Watertown-- Leadership in today’s society is still unfortunately categorized and scrutinized by gender. The data on catalyst.org revealed trends from 1995 to 2011. One can see the promising change over the years, as the number of women in leadership roles continues to climb. According to research data women that held a seat on a fortune 500 board rose from 9.6% in 1995 to 16.1% in 2011.
While the percentage of Executive Officer positions held by women increased slightly from 2009 at 13.5% to 14.1% in 2011. Another slow increase was the statistical data, which showed that from 2001 to 2011, the percentage of women in managerial, professional and related positions only increased by 2.1%. Nonetheless, the figures reflect the equal amount of women in professional and management roles, as women in these roles make up 51.4% as of 2011, a little more than the number of men in these roles.
According to the Australian Bureau of Statistics Universities now have 1 out of 5 women studying business and commerce. Australian statistics show that 57% of Australian women have higher educations. This percentage is close to the U.S. statistic that reflects 51.4% of women in managerial or some sort of professional field of employment.
ABC50 reached out to the largest women’s organization in the world. It is none other than the Relief Society, a Mormon religious organization on a mission to empower women in the LDS church.
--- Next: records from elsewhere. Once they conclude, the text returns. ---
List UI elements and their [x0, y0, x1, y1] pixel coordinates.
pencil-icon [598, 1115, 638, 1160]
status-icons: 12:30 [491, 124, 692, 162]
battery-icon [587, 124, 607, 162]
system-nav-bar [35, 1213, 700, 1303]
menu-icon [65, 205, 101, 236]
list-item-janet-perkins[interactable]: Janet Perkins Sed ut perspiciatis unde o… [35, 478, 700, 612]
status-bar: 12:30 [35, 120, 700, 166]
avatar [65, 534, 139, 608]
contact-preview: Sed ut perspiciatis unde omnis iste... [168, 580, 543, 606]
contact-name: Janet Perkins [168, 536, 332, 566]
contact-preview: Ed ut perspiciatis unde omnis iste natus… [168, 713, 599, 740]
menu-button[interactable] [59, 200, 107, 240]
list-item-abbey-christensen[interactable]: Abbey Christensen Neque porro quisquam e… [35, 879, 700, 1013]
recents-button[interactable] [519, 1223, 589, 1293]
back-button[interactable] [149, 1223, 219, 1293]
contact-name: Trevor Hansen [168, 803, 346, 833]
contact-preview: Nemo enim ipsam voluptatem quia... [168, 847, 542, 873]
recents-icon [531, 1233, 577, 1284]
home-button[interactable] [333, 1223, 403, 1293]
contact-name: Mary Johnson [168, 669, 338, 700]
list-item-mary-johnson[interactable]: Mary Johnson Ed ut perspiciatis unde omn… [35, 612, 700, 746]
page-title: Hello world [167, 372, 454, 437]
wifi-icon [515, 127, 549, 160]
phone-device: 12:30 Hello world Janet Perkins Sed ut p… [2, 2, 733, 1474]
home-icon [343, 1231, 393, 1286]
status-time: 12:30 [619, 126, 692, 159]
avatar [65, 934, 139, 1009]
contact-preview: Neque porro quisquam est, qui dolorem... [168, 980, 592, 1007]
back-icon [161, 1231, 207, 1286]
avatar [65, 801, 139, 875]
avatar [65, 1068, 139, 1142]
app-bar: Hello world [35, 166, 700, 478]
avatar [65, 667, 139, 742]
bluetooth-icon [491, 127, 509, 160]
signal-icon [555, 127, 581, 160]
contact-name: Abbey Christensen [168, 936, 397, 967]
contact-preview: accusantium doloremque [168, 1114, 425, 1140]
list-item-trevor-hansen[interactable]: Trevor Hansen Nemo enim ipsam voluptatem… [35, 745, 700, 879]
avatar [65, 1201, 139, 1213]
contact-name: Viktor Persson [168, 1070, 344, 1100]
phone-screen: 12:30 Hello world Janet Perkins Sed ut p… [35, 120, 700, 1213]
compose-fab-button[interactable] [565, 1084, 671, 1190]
According to the Relief Society there are three main responsibilities and goals the organization of 5.5-6 million LDS female members worldwide.
· Increase faith and personal righteousness
· Strengthen families and homes
· Seek out and help those in need
As of this year, the Relief Society celebrated 170 years of being an organization. Whether it is a religiously based organization or analyzing the economy and employment position trends, it appears that the number of women in leadership is strengthening. According to the United States Department of Labor, “U.S. Population is becoming larger and more diverse”- 69% of college students are women, while 62% are men and 60% of the work force are made up of women.